К костру наклонилось круглое девичье лицо с черными бровками, и две толстые короткие косы свесились над головой Павла. Девушка сбросила лямку рюкзака с левого плеча и не удержала: рюкзак тяжело плюхнулся на землю.
— Ой-ой-ой! Сколько вы тащили, девушка! — сказал Павел.
— А мы на неделю пришли, — ответила она, — всего набрали: картошки, морковки, луку... и мясо есть.
Голос у девушки был звучный, и особенную прелесть придавали ее речи замедленные, как бы задумчиво произносимые слова.
— А вы кто? — спросила она по-детски любопытно.
— Он инженер-угольщик, а я писатель.
— Настоящий писатель? — удивилась она.
Павел не успел ответить, как из-за плеча девушки выглянуло лицо ее подруги — лицо необыкновенное. Это было дерзкое и лукавое лицо с прищуренными глазами, с изогнутым в насмешливой улыбке ртом.
— Не видишь, что тебя разыгрывают! — бросила она, не оборачиваясь к подруге, все так же насмешливо вглядываясь в темные за догорающим пламенем фигуры.
Но рассмотреть их ей не удавалось, зато она сама была перед ними как на ладони — высокая, очень складная, в спортивных брюках и мальчиковых ботинках. Рюкзак ее был невелик.
— Ну, зачем им нас разыгрывать? — отозвалась ее подруга. — Разве писатели не такие же люди?
— Молодец, девушка! — похвалил Павел. Он поднялся и стоял, не отрывая глаз от насмешливого лица, так неожиданно возникшего перед ним. Только костер разделял их. — Должен признаться, я и правда писатель.
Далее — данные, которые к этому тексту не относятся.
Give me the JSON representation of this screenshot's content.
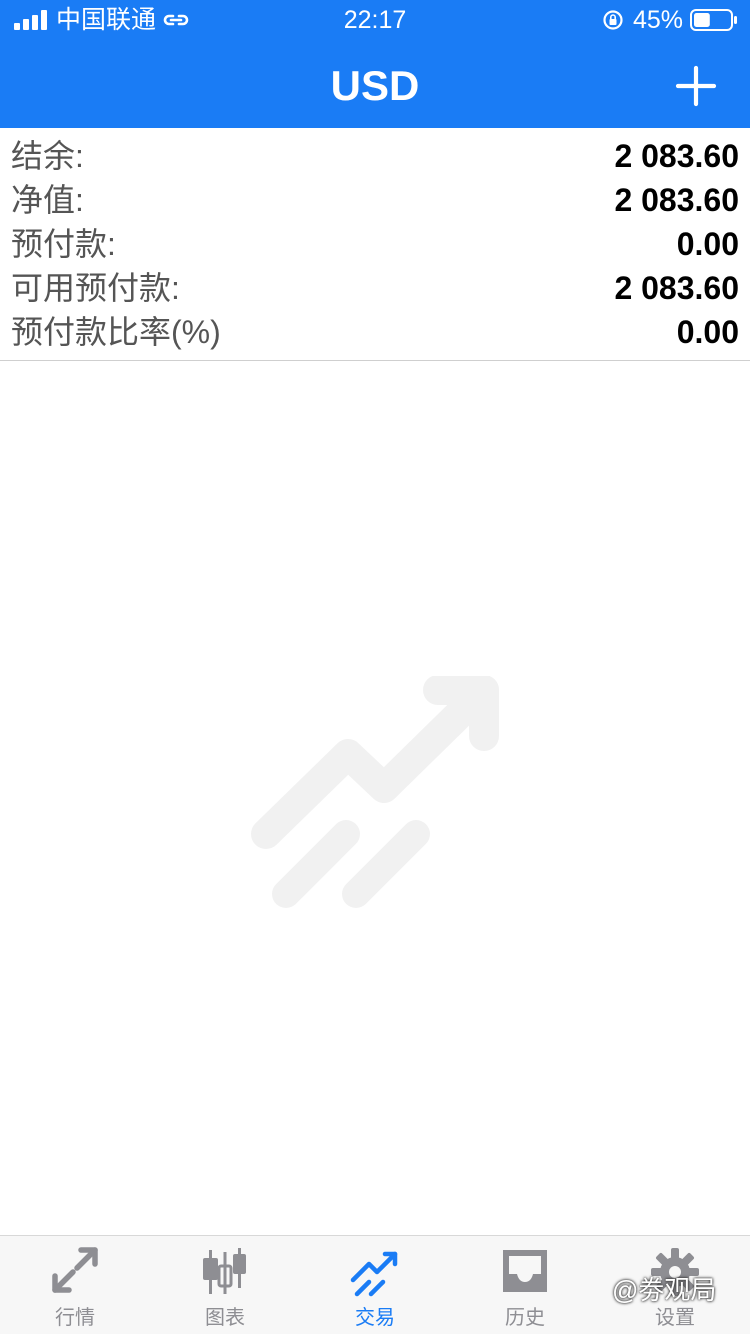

— А что такое вы написали?
— Да так, кое-что написал. Но лучшая книга у меня, как у каждого писателя, впереди...
— Ну, тогда... может быть, вам нужна героиня для новой книги? — Она повернула и чуть подняла голову, словно показывая — вот какая я! — и, все еще принимая в шутку его слова:
-А как называется прежняя?
— Это небольшая повесть о людях Анжерки.
— Ой, я же читала! — с ужасом воскликнула девушка с косами. — Это же интересная книга! — и прибавила с досадой: — До чего неловко вышло! Все из-за тебя, Анна.
С этого дня в наладившейся жизни товарищей произошла перемена. Раньше, если они хотели идти вместе, они шли; если же Леонид Иванович задумывал подняться на один из Столбов, а Павел отказывался, то они шли порознь, куда кому хотелось. Теперь же по утрам, когда девушки прибегали из Дома туриста и Павел собирался идти с ними на дальние Столбы, Леонид Иванович почему-то считал неудобным отставать от компании, говорил, что и сам он давно мечтал навестить и сфотографировать Манскую бабу, Дикий или Крепость. Он шел вместе со всеми, хотя испытывал немалое принуждение от того, что надо было идти по заранее выбранному другими маршруту и непременно его выполнить.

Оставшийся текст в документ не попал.